In July Mr Connolly will be representing the ACT at a Federal Attorney-General's meeting. At this meeting Mr Connolly will need to represent our views on proposed legislation, Project Choice, to do with regulating the availability of certain sexist material. I wish to make some comments on this issue that I sincerely hope Mr Connolly will take with him to that meeting.

Mr Connolly: Back to Rubens.

MR MOORE: Mr Connolly interjects, "Back to Rubens". I hope that, by the end of my comments, he will realise the nonsense of that statement. The recent report by the House of Representatives Standing Committee on Legal and Constitutional Affairs, "Half Way to Equal", addresses the status of women in the work force, their economic status, education and training concerns, access and equity issues. It seems that things are generally improving in the work force for women, albeit very slowly. In addition, today we have heard a number of comments from Ms Follett that also extend that and raise those very significant issues.

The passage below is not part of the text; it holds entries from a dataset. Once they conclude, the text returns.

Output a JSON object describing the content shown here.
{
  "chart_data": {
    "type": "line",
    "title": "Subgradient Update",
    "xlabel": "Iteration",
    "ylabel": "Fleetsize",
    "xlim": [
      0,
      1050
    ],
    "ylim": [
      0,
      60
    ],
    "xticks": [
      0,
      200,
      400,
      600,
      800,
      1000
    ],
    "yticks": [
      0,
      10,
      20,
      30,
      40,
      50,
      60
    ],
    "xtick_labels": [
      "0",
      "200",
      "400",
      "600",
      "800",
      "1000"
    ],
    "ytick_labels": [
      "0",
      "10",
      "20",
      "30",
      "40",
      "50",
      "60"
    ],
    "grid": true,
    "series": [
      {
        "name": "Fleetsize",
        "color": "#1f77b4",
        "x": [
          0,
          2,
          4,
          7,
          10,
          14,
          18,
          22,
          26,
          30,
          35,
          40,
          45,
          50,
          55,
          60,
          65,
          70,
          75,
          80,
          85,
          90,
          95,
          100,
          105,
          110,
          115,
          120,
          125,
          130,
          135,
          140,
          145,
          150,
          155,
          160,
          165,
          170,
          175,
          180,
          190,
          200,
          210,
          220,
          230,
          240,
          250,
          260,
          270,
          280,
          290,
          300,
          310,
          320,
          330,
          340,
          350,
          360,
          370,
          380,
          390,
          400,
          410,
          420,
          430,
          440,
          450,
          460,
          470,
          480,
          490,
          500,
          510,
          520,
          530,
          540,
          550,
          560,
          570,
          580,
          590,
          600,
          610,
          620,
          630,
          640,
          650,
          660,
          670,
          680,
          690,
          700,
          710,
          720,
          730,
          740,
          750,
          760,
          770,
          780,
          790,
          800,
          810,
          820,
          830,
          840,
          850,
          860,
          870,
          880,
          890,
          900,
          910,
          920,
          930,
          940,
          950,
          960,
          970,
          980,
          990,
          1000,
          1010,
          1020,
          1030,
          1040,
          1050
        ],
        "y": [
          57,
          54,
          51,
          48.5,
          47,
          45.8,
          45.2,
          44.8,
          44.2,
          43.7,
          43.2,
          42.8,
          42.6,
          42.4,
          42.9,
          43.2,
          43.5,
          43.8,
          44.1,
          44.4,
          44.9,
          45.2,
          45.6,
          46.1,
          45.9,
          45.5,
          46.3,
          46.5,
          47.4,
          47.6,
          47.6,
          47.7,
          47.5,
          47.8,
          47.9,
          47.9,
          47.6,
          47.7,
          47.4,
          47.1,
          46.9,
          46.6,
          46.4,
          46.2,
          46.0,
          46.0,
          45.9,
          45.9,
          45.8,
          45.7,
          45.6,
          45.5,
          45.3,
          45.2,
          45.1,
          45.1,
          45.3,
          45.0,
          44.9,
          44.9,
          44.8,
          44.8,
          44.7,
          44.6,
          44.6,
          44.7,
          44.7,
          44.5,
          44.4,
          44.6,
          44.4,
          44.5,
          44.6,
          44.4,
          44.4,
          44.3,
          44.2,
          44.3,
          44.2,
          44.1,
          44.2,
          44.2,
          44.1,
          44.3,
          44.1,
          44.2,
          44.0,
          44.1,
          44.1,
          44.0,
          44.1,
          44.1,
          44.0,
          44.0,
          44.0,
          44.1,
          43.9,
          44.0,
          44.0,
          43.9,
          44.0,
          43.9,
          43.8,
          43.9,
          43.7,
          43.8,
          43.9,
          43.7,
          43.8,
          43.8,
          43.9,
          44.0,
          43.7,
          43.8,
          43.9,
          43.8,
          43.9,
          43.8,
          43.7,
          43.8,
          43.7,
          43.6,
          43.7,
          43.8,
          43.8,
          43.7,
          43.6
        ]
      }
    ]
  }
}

EEO and sexual harassment legislation have netted positive results in this area over the last few years. I doubt whether anyone, though, could deny that there is still a very long way to go. As the title of the report indicates, women are halfway to equal. In this respect Ms Follett commented earlier on the fact that this chamber leads the way in one sense in that we are the first to have a woman as Speaker and a woman as Chief Minister. But, if my memory serves me correctly, even in terms of the number of women in the parliament, we have just a little more than a third, and it seems to me that there is still a long way to go for that representation to be achieved as well.

Mr Connolly: It is the Liberal Party that drops the average.

MR MOORE: Mr Connolly quite rightly interjects that it is the Liberal Party that lets down the system. In her speech Ms Follett referred to sexist language, and I think sexist language plays a very important part in our understanding of the status of women.

Despite many battles that have been fought, and theoretically won, women seem to have reached a plateau from which they cannot rise, or they seem not to be able to rise. There are many women in Australia who believe that the reason this resistant plateau exists has much to do with the unchanging media image of women. Women are still degraded, put up to ridicule, and exploited in the media. If women must be seen in a debased way as every Australian enters the local shop, then it is questionable whether the female sex can be taken seriously and treated with respect when they reach the workplace. This undesirable image of women is not something seen by choice by a few people in the privacy of their own homes; it is an image seen by 100 per cent of the population, male and female, child and adult.